Her middle name, Audrey, was a no-brainer. Having honored all four great grandmothers and a special great aunt from my family already with our girls’ names, it was finally Trevor’s Auntie Audrey’s turn. I have long loved her name and hoped to bequeath it to a daughter at some point. (Who knew I would actually have enough daughters to use all of these fantastic names in our family trees?!)
The name Coraline is a long-used variant of Coral, like Coralie, so on the surface of it, it means “coral”, as in reef. (And since a few people have asked, we’re pronouncing it with a long i at the end, just how it looks: COR-a-line.)
But to me, all the significance of her name lies in its first syllable, Cor, the Latin word for “heart.”

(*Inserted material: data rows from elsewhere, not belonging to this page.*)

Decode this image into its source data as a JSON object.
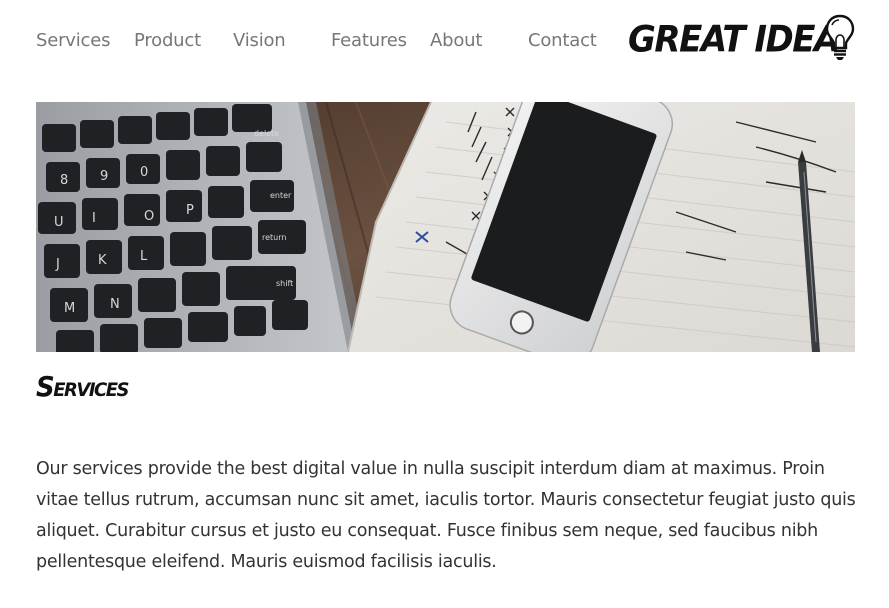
{
  "nav": {
    "items": [
      {
        "label": "Services"
      },
      {
        "label": "Product"
      },
      {
        "label": "Vision"
      },
      {
        "label": "Features"
      },
      {
        "label": "About"
      },
      {
        "label": "Contact"
      }
    ]
  },
  "logo": {
    "text": "GREAT IDEA",
    "icon": "lightbulb-icon"
  },
  "hero": {
    "image": "laptop-phone-notebook-photo"
  },
  "section": {
    "title": "Services",
    "body": "Our services provide the best digital value in nulla suscipit interdum diam at maximus. Proin vitae tellus rutrum, accumsan nunc sit amet, iaculis tortor. Mauris consectetur feugiat justo quis aliquet. Curabitur cursus et justo eu consequat. Fusce finibus sem neque, sed faucibus nibh pellentesque eleifend. Mauris euismod facilisis iaculis."
  },
  "colors": {
    "nav_text": "#777777",
    "body_text": "#333333",
    "heading": "#111111"
  }
}
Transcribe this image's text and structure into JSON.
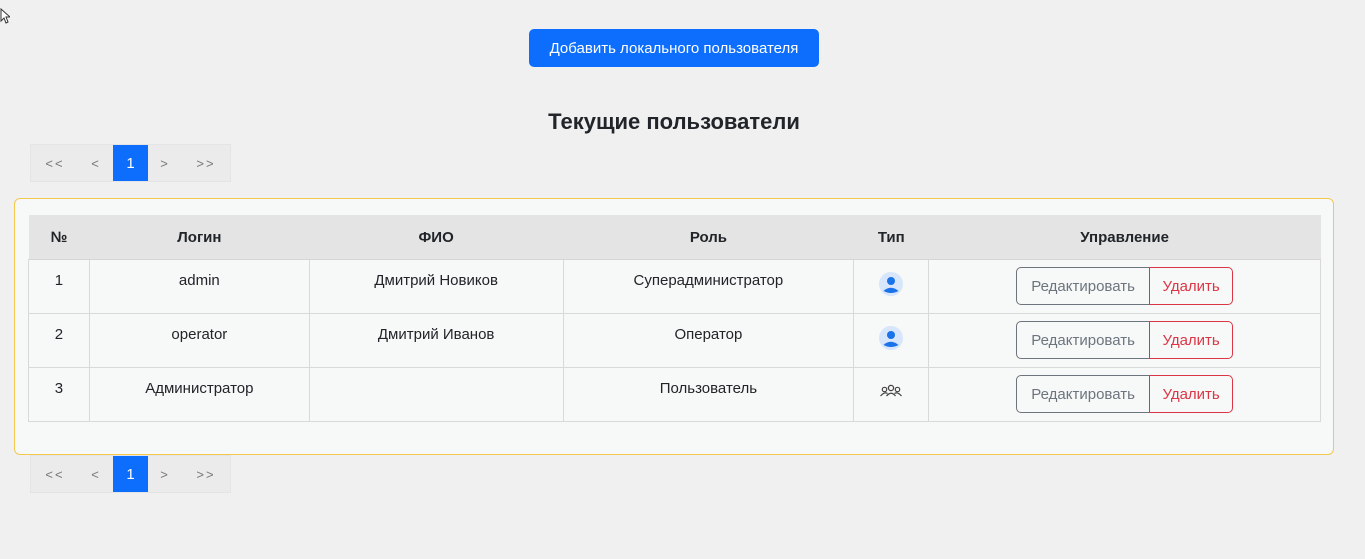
{
  "toolbar": {
    "add_label": "Добавить локального пользователя"
  },
  "page_title": "Текущие пользователи",
  "pagination": {
    "first": "<<",
    "prev": "<",
    "current": "1",
    "next": ">",
    "last": ">>"
  },
  "table": {
    "headers": {
      "num": "№",
      "login": "Логин",
      "fio": "ФИО",
      "role": "Роль",
      "type": "Тип",
      "manage": "Управление"
    },
    "rows": [
      {
        "num": "1",
        "login": "admin",
        "fio": "Дмитрий Новиков",
        "role": "Суперадминистратор",
        "type_icon": "user-icon",
        "edit": "Редактировать",
        "delete": "Удалить"
      },
      {
        "num": "2",
        "login": "operator",
        "fio": "Дмитрий Иванов",
        "role": "Оператор",
        "type_icon": "user-icon",
        "edit": "Редактировать",
        "delete": "Удалить"
      },
      {
        "num": "3",
        "login": "Администратор",
        "fio": "",
        "role": "Пользователь",
        "type_icon": "group-icon",
        "edit": "Редактировать",
        "delete": "Удалить"
      }
    ]
  },
  "colors": {
    "primary": "#0d6efd",
    "danger": "#dc3545",
    "secondary": "#6c757d",
    "card_border": "#f2c94c"
  }
}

Back in February when we found out we were were expecting, we almost immediately had reason to fear the worst. At our early ultrasound, we hoped against hopes to see a 7-week baby with a nice beating heart. The first glance with the ultrasound wand showed a 5-and-a-bit-week baby… and no heartbeat. It was just like the ultrasound of the baby we lost back in November, and for a few brief moments, I believed I’d lost the baby again.
The tech took a closer look, though, and suddenly everything changed. “Oh wait,” she said… “it is measuring 7 weeks after all…”
“And the heartbeat?” we asked tentatively.
“”Yes, there it is.”
But our relief was short-lived, as just a few days later I began spotting again. Having never had this symptom with any of my healthy pregnancies, I once again feared the worst, though my morning sickness persisted. It wasn’t until my 11-week midwife appointment that I was once again able to hear that sweet beating heart and be reassured that our little one was still safe and sound. So, you see, it was all about the heartbeat with this baby.
The name Coraline came up very early on in our name discussions, but we kept waving it away. If only it weren’t for that movie, it would be perfect!
But when a name is that close to perfection for both of us, it’s worth taking a closer look at the “if it weren’t for” to see if it is *really* a dealbreaker.
We had seen the movie. I’m not going to recommend it – it’s definitely creepy – but we didn’t *not* like it. The actual title character herself was pretty sweet. So we dug a bit deeper.
We discovered that the movie was based on a novel. There you go: it’s a literary name, not a movie name after all, much more like naming a child Charlotte than naming her Ariel. And the author is British, which, despite the fact that the book’s author believed he was making up the name, somehow gave credence to our perception of the name having the “British-y vibe” that we go for.
The final test was an old British baby name book I had in my collection. Published in 1974, so not that old, but old enough to predate both the movie and the novel. And there she was, sitting with her sister Coralie in the variants of Coral. A real name.
We were sold.
And this little ditty, from the creepy movie we had so often wished didn’t exist, ended up only strengthening our affection for our girl’s name.
It’s written and performed by They Might Be Giants. How fun is that? Our big girls know every word already.
Still, if you’re reading this and had never heard of the movie, as many people we have mentioned the name to hadn’t, you can go ahead and forget I mentioned it and go back to thinking we just dusted off a beautiful old English classic that has never once appeared in pop culture.